In the end, we measured the flow in the superficial femoral artery, which is the one that goes down. You could see a reasonably good flow. Pulsatility index 3.8 is a bit high, in the deep femoral, which takes the blood into the thigh area, there was almost no flow. We had to do some corrective measures, and then it was corrected and prior to dilatation. We do that with heroin, actually. It's called papaverine. It's a heroin surrogate. It makes a maximum dilatation of the vessels. We could see that the flow went up to 270 mils per minute, pulsatility index now down to one, then we could be happy with the correction.

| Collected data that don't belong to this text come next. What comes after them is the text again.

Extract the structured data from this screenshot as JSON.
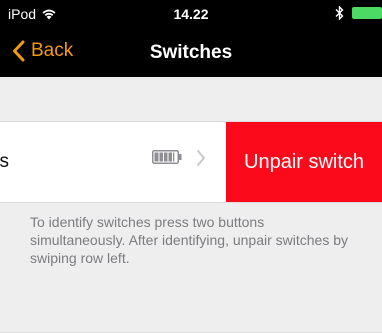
{
  "status_bar": {
    "carrier": "iPod",
    "time": "14.22",
    "wifi_icon": "wifi-icon",
    "bluetooth_icon": "bluetooth-icon",
    "battery_icon": "battery-icon"
  },
  "nav": {
    "back_label": "Back",
    "title": "Switches"
  },
  "switch_row": {
    "label": "ss",
    "battery_level": 0.9,
    "chevron_icon": "chevron-right-icon",
    "unpair_label": "Unpair switch"
  },
  "footer": {
    "text": "To identify switches press two buttons simultaneously. After identifying, unpair switches by swiping row left."
  },
  "colors": {
    "accent": "#f39a12",
    "destructive": "#fb0a1c",
    "background": "#eeeeef",
    "bars": "#000000"
  }
}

This is how a threatened limb looks like. This is just a case with a patient who had a fempop bypass previously and it occluded. There was a very experienced surgeon, fairly good quality vein. They did and complete an angio, still the bypass was occluded one day. In the primary operation, they did an angio, here you can, if you look at this region up here, you can see a quite nice proximal area. Oh, okay, sorry. We checked the, because there's an end-to-end anastomosis in the graft. For example, we checked that. We checked also with ultrasound the distal anastomosis, what we finally found was in the proximal anastomosis, there was a clamp damage.
You can see that here is the dissection as John was also showing. Here you can see the first image, but when you take a new image and you turn the patient a bit around or the C-arm a bit around, you see that it should have been seen already in the first part. That was then corrected, and the patient did fine. I told you that the beauty in the probe is that it's readily available and you can either look before you do the bypass or whatever. This is similar to what John showed, that you don't want to do the bypass here, but you want to do it here, so the anastomosis. That's fairly similar in our case.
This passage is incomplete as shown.